The Viewpoint - Olympic repetition



Tuesday 31 July 2012

The Viewpoint - Olympic repetition

In the wake of the Men's 4 x 100m relay swimming final in London on Monday morning (our time), I'm pretty sure I witnessed, through sleepy eyes, some of the worst media coverage of a sporting event since Greece first hosted the Olympics.

Our four lads (dubbed by some the 'Weapons of Mass Destruction) were hot favourites for the gold medal. Our big gun James Magnussen was first out of the blocks but swam around 0.8 seconds slower than expected, making it very hard for James Roberts, Eamon Sullivan and Matt Targett to make inroads.

As we all know by now they finished fourth, out of the medals, behind France, USA, and Russia.
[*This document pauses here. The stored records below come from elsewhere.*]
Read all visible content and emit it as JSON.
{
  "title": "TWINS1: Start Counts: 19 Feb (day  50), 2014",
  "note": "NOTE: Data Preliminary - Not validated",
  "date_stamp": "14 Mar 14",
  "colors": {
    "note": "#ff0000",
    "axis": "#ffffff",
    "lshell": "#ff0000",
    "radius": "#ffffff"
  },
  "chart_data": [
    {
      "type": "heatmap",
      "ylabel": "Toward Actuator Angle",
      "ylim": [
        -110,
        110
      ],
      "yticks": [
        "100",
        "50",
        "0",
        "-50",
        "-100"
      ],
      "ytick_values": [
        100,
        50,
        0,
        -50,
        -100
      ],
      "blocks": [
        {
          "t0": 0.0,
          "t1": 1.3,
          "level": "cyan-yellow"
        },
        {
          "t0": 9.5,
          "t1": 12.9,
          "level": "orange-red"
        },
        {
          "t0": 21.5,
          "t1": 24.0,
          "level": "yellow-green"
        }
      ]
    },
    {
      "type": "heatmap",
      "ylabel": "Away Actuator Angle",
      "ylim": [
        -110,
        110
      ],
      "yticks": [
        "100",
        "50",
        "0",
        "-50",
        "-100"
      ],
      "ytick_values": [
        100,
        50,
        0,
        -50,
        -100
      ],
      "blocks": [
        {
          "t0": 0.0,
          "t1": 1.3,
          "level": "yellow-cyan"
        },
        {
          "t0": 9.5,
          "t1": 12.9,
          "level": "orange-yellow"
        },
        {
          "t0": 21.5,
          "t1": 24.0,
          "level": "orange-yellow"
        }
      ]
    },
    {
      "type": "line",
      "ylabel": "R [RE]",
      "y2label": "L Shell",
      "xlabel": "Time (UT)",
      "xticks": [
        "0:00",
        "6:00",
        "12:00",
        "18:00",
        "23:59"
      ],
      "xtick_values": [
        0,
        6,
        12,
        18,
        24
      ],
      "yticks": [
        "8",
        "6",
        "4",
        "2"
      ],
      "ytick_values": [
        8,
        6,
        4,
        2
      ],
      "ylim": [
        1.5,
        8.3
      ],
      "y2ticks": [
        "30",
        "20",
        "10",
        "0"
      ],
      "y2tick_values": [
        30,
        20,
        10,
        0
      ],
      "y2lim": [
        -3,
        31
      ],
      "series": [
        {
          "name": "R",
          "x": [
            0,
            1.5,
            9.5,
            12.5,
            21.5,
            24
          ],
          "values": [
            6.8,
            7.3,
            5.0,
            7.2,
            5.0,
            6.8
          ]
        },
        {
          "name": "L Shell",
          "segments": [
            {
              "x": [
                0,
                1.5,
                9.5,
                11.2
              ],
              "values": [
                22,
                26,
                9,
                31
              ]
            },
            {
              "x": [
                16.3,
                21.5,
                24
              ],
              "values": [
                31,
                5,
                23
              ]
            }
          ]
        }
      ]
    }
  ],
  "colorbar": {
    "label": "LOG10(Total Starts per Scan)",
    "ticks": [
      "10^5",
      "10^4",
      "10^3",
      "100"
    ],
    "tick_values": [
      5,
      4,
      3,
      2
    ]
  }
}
Bitterly disappointed, James 'The Missile' Magnussen could barely look at the camera in the after-race interview, and none of the four could find words to explain how the upset came about.

Disappointing? Yes. Devastating? Perhaps. Big news? I guess.

But did we have to spend the next 90 minutes (thankfully I had to go to work early) listening to commentators at the pool and in the studio repeat how devastating the loss was, why it might have happened, and how they, particularly Magnussen, could bounce back after such a loss.

The repetition heard from the Channel 9 team of Cameron Williams, Leila McKinnon, and Grant Hackett was maddening. They'd go to an ad break, come back, and say exactly what they said before the ad break, go to another ad break and do it all again for an hour and a half.

Viewers were taught that swimming a body length behind the leaders creates choppy water that's harder to swim through. Then we had that lesson belted into us another half a dozen times just in case we missed it.

At one point, in a bid to make sense of the loss, it was put forward that the win by the Aussie women in their 4 x 100m relay could have been a reason for the pressure getting too much. How?

I realise live TV is a tough gig, but surely there is so much happening in the Olympics that we could have just have dissected the race for 15 minutes and moved on.

I also know this article is nothing more than a rant, but it's lunchtime, I haven't had my coffee yet, and I'm sleep deprived because I've been watching too much of the Olympics.